After a thorough engineering study, the group concluded that the three-story building was salvageable and that with a few structural changes, it could be adapted for college use at a cost of $150,000 to $160,000, almost 10 times less than the $1.5 million price tag for new construction.48 The group prepared two separate floor plans for renovation that they said would render the building school-worthy for 5 to 10 years with minimal maintenance, and for 20 to 25 years with regular maintenance and periodic alterations for arising school needs. 49
The building committee's detailed plans won over state university officials. After originally red-lighting the Viola site, the SUNY leaders, spearheaded by Dr. Lawrence Jarvie, executive dean for institutes and community colleges for the State University of New York, appraised the property's educational value at $145,500, all of which would be matched by the state.50
The county was in a no-lose situation. Besides the estimated $160,000 to prepare the building for college use, Jarvie figured another $50,000 to $55,000 would be needed for items such as furniture and lab equipment.51 Since the state, by law, would finance half the capital costs – that is, buildings and property – the initial capital costs for the county amounted to only about $27,500.52 (Operating costs of $800 per student would be split equally by the state, the county and student tuition.53 )

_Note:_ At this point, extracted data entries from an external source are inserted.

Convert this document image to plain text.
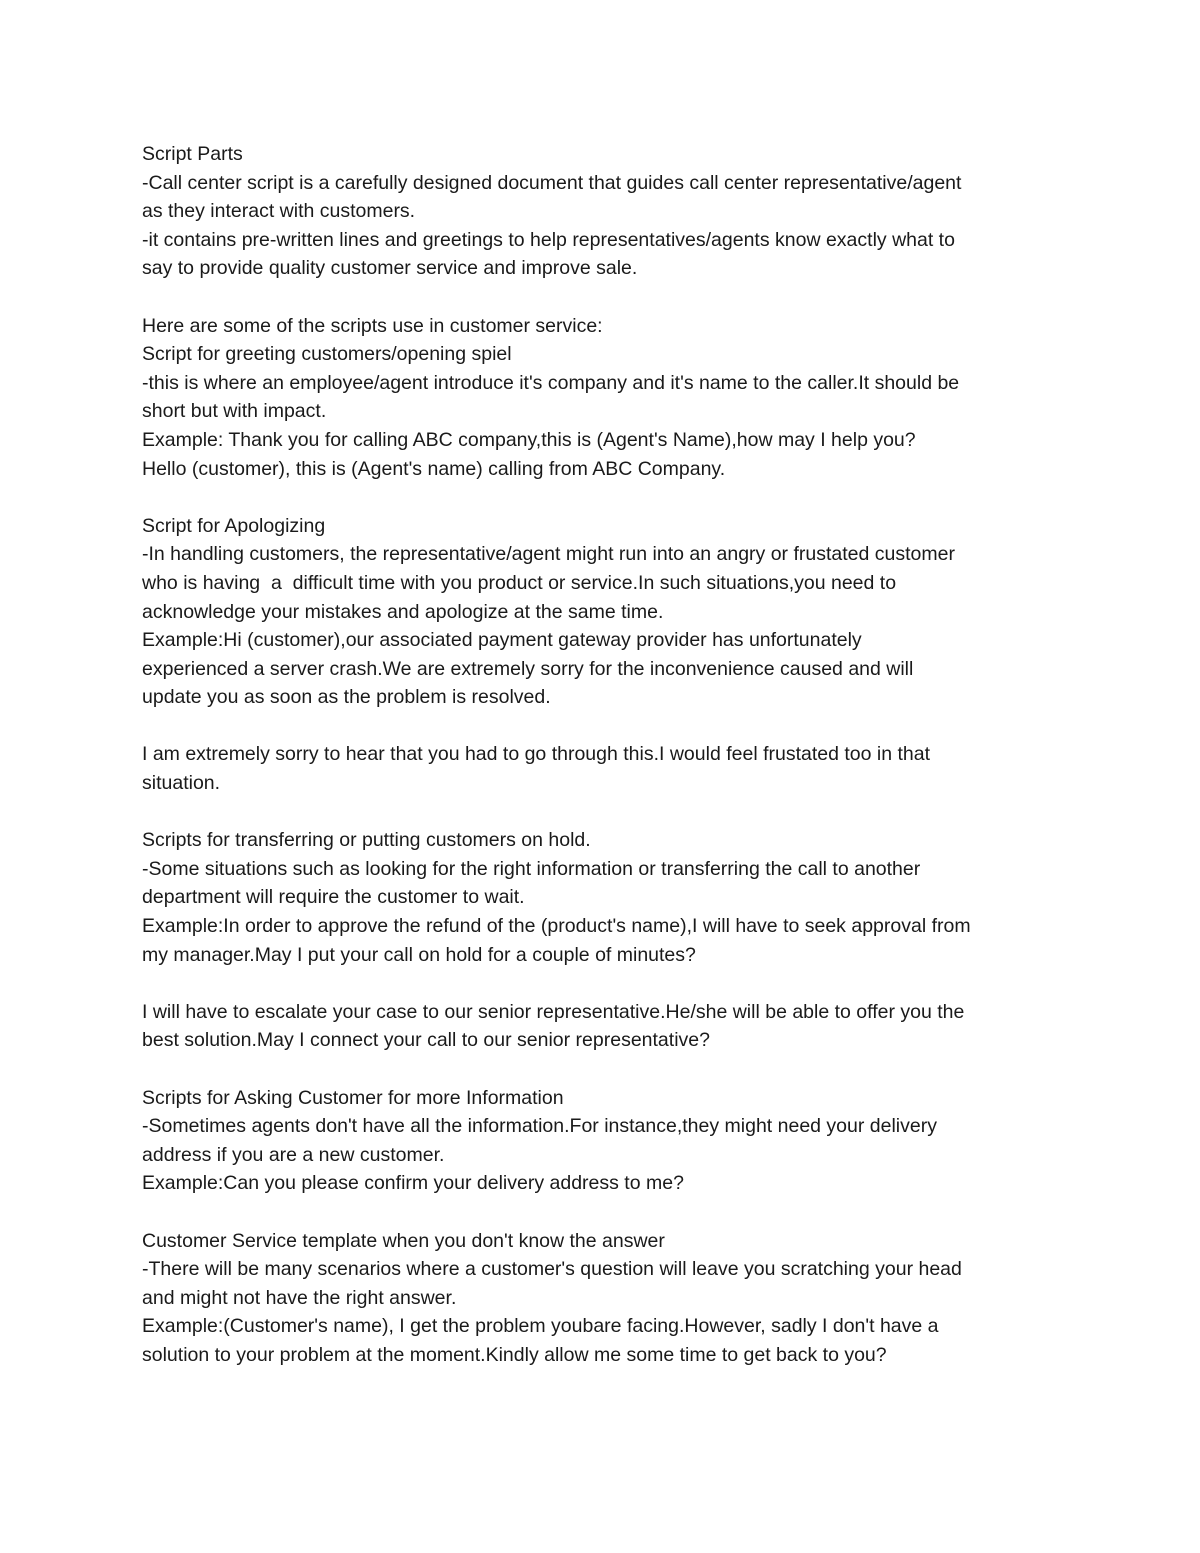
Script Parts
-Call center script is a carefully designed document that guides call center representative/agent
as they interact with customers.
-it contains pre-written lines and greetings to help representatives/agents know exactly what to
say to provide quality customer service and improve sale.
Here are some of the scripts use in customer service:
Script for greeting customers/opening spiel
-this is where an employee/agent introduce it's company and it's name to the caller.It should be
short but with impact.
Example: Thank you for calling ABC company,this is (Agent's Name),how may I help you?
Hello (customer), this is (Agent's name) calling from ABC Company.
Script for Apologizing
-In handling customers, the representative/agent might run into an angry or frustated customer
who is having  a  difficult time with you product or service.In such situations,you need to
acknowledge your mistakes and apologize at the same time.
Example:Hi (customer),our associated payment gateway provider has unfortunately
experienced a server crash.We are extremely sorry for the inconvenience caused and will
update you as soon as the problem is resolved.
I am extremely sorry to hear that you had to go through this.I would feel frustated too in that
situation.
Scripts for transferring or putting customers on hold.
-Some situations such as looking for the right information or transferring the call to another
department will require the customer to wait.
Example:In order to approve the refund of the (product's name),I will have to seek approval from
my manager.May I put your call on hold for a couple of minutes?
I will have to escalate your case to our senior representative.He/she will be able to offer you the
best solution.May I connect your call to our senior representative?
Scripts for Asking Customer for more Information
-Sometimes agents don't have all the information.For instance,they might need your delivery
address if you are a new customer.
Example:Can you please confirm your delivery address to me?
Customer Service template when you don't know the answer
-There will be many scenarios where a customer's question will leave you scratching your head
and might not have the right answer.
Example:(Customer's name), I get the problem youbare facing.However, sadly I don't have a
solution to your problem at the moment.Kindly allow me some time to get back to you?
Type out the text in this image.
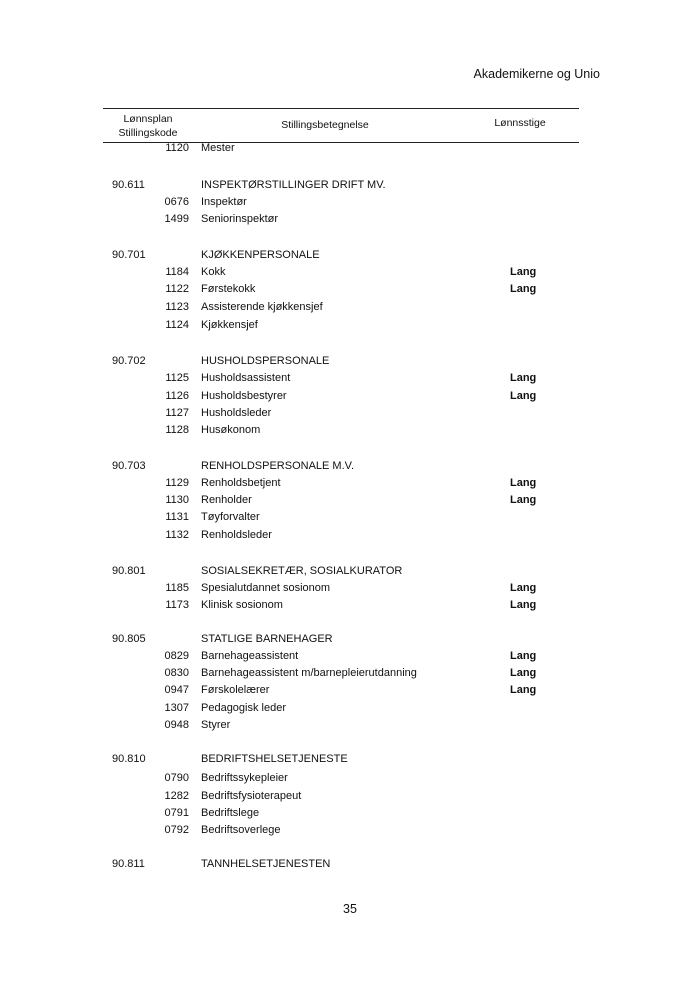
Akademikerne og Unio
Lønnsplan
Stillingskode
Stillingsbetegnelse	Lønnsstige
1120 Mester
90.611	INSPEKTØRSTILLINGER DRIFT MV.
0676 Inspektør
1499 Seniorinspektør
90.701	KJØKKENPERSONALE
1184 Kokk	Lang
1122 Førstekokk	Lang
1123 Assisterende kjøkkensjef
1124 Kjøkkensjef
90.702	HUSHOLDSPERSONALE
1125 Husholdsassistent	Lang
1126 Husholdsbestyrer	Lang
1127 Husholdsleder
1128 Husøkonom
90.703	RENHOLDSPERSONALE M.V.
1129 Renholdsbetjent	Lang
1130 Renholder	Lang
1131 Tøyforvalter
1132 Renholdsleder
90.801	SOSIALSEKRETÆR, SOSIALKURATOR
1185 Spesialutdannet sosionom	Lang
1173 Klinisk sosionom	Lang
90.805	STATLIGE BARNEHAGER
0829 Barnehageassistent	Lang
0830 Barnehageassistent m/barnepleierutdanning	Lang
0947 Førskolelærer	Lang
1307 Pedagogisk leder
0948 Styrer
90.810	BEDRIFTSHELSETJENESTE
0790 Bedriftssykepleier
1282 Bedriftsfysioterapeut
0791 Bedriftslege
0792 Bedriftsoverlege
90.811	TANNHELSETJENESTEN
35
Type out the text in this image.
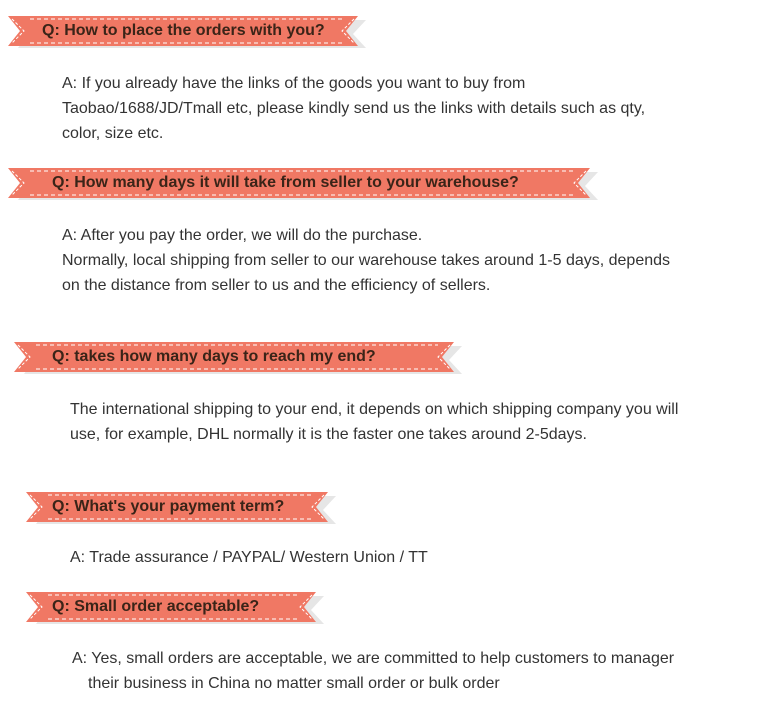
Q: How to place the orders with you?

A: If you already have the links of the goods you want to buy from

Taobao/1688/JD/Tmall etc, please kindly send us the links with details such as qty,

color, size etc.

Q: How many days it will take from seller to your warehouse?

A: After you pay the order, we will do the purchase.

Normally, local shipping from seller to our warehouse takes around 1-5 days, depends

on the distance from seller to us and the efficiency of sellers.

Q: takes how many days to reach my end?

The international shipping to your end, it depends on which shipping company you will

use, for example, DHL normally it is the faster one takes around 2-5days.

Q: What's your payment term?

A: Trade assurance / PAYPAL/ Western Union / TT

Q: Small order acceptable?

A: Yes, small orders are acceptable, we are committed to help customers to manager

their business in China no matter small order or bulk order
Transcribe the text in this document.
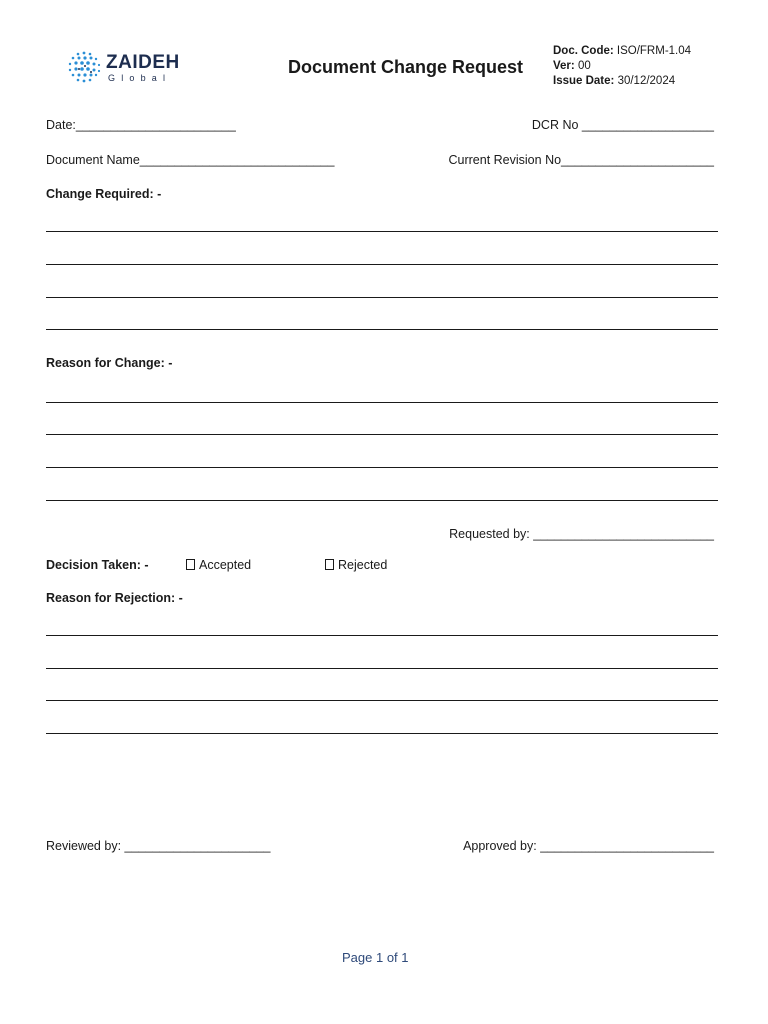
ZAIDEH
Global
Document Change Request
Doc. Code: ISO/FRM-1.04
Ver: 00
Issue Date: 30/12/2024
Date:_______________________	DCR No ___________________
Document Name____________________________	Current Revision No______________________
Change Required: -
Reason for Change: -
Requested by: __________________________
Decision Taken: -	Accepted	Rejected
Reason for Rejection: -
Reviewed by: _____________________	Approved by: _________________________
Page 1 of 1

At the same time," Jarvie said, "it would be converting an unused asset to broad civic use." Jarvie added that the county would be "well advised" to sponsor a community college that would be up and running by the fall of 1959.54
The state's imprimatur legitimized the efforts of the building committee and of the entire steering committee. Manley and Brucker submitted their final report to the Board of Supervisors in March 1959.
Since approval from Albany was now assured, it fell upon the supervisors to weigh the scales of a community college for Rockland County in the balance.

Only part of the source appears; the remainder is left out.